The expected came to pass and his bad decisions resulted in bad things happening to him. He reached the point where he was alone and his life was worth less than that of pigs. Still only caring about himself he hatched a plan to avoid death. With survival as his hope, knowing his father wasn’t a bad employer, he decided to a risk a return.

During his trip to his father he rehearsed his plea for mercy, “Dad, I’m a really bad person. I sinned against you and against God. I know I’m not worthy to be in your family anymore, but I want you to treat me like one of your employees.” In his desperation and brokenness he continued to focus on himself. He returned to his father on his own terms, formulating a contract that made him comfortable. He never repented; he never changed, or even tried to change. The flaw in his core was fully intact when his father saw him. But this story isn’t about the son.

The father is the one who looked for the son. The father is the one who ran to his son. The son who had nothing but ingratitude and shame to offer, refusing even a change of heart, was the one the father desired. It was the father who ignored the son’s attempts to make himself “okay” with the father, who rejected the terms, or contract, of acceptance. It was the father who made the son family again and threw a celebration on his behalf.

The Father didn’t reclaim the son out of obligation or according to conditions, but with a passion and a joy he wanted the whole community to share in. It was the behavior of the running father that mattered; the behavior of the son was never accounted for. In that culture a person in the father’s position would have been humiliated by his son’s request, would have been humiliated by his son’s treatment of the family wealth, would have been humiliated by his son’s return, and would have been humiliated by running in public. Yet he ran. He ran to his son because he wanted to be with his son and because he loved his son. This parable is about the father.

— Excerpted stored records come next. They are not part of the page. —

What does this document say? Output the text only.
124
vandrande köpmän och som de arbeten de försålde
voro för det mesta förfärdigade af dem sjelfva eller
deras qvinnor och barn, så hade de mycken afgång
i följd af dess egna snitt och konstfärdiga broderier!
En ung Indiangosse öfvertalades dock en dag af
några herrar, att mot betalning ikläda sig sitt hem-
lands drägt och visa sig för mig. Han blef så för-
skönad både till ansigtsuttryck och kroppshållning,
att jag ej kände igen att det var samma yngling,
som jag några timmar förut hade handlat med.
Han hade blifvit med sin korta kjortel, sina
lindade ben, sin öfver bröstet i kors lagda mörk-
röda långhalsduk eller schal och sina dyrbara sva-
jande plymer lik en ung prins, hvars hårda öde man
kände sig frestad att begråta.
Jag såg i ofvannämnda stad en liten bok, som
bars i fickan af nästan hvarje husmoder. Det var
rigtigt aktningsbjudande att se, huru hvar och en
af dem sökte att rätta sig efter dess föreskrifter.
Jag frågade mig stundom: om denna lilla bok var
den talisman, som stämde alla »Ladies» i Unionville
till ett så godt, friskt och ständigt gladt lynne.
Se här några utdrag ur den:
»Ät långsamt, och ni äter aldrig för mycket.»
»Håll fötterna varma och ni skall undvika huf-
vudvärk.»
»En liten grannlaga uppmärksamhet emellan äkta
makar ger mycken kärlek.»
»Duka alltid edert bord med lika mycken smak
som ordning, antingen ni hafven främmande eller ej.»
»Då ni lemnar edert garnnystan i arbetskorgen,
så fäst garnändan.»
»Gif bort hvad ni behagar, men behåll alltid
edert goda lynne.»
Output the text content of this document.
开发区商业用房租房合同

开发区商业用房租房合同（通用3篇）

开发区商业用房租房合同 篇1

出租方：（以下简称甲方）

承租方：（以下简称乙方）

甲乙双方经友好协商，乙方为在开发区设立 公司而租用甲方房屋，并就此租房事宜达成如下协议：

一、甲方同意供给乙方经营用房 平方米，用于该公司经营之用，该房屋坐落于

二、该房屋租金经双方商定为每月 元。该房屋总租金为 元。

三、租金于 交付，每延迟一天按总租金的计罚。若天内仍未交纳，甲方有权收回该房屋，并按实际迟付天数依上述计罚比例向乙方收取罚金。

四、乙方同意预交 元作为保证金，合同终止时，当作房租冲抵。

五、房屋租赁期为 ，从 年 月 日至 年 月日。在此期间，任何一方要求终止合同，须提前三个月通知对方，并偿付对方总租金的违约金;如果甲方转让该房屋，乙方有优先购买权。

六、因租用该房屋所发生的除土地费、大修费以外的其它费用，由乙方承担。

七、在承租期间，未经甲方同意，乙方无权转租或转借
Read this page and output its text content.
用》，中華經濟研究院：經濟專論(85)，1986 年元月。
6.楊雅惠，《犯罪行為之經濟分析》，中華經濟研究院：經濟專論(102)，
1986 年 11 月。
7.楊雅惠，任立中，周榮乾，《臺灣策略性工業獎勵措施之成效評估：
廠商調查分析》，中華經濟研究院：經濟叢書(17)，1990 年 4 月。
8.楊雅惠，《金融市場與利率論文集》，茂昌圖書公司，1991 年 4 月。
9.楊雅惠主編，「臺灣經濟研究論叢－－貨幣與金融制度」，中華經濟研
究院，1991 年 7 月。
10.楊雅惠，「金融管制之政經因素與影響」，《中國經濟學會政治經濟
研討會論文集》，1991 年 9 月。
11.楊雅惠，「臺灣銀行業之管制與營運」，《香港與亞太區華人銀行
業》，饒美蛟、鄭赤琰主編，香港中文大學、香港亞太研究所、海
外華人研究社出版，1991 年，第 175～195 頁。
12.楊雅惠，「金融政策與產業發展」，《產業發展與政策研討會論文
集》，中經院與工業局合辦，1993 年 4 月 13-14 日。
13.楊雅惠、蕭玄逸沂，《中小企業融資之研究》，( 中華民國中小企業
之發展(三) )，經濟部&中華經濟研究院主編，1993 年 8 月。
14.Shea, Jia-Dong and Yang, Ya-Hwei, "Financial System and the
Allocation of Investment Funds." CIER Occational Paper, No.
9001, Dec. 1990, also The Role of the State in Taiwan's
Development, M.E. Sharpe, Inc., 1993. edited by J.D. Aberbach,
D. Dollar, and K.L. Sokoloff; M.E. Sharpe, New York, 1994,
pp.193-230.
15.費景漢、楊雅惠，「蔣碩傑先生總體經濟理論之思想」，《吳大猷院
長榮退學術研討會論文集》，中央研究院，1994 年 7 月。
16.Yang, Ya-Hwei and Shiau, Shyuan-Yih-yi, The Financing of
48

As impressive as the moment is, the story doesn’t end with the father's embrace; we don’t get the happy ending, the pat on the back, the “well isn’t that nice”. The dark twist to this story is there were two lost sons. One ran away the other stayed on, but neither knew the father. If it is the story of the younger son that makes us happy, it is the story of the older son that should disturb us, especially as Christians. As Christians we are no longer in much danger of being the younger son (though it may have been our place once before), it is the plight of the older son that should scare us.

It was good the older son worked for his father, it was good he honored his father and never went away, but that had nothing to do with why his father loved him. He never went away, but he was lost. The older son rejected his father by refusing to share in his joy, by refusing to accept relationship with his father on his father’s terms. In the same way the younger son had no idea who his father was neither did the older son. By choosing to set the terms of relationship he became lost by his own design. He thought he had a right to be respected and treated well by his father because he did his work, because he fulfilled his side of the contract he had written for himself. When the older son saw the way the father treated the younger son he refused to share in his father’s joy; he refused to come in to the father.

As with the younger son, the father looked for and went out to find the older son. He tried to welcome the elder son into his home. He tried to pull his older, stubborn, disrespectful, and self-pitying son into relationship with him, “Everything I have is yours, be happy with me, and join in the celebration.” Again, it was the father who did the seeking and the searching.

The eerie part of this story is we don’t know how it ends; we are left looking at the older son facing a choice, the same choice each of us must face. Will he accept the father on the father’s terms, or will he remain outside? The story doesn’t tell us what the older son decided, it leaves us questioning and incomplete, as if the decision is still being made. Without knowing it, many of us ponder this request in our hearts in much the same way.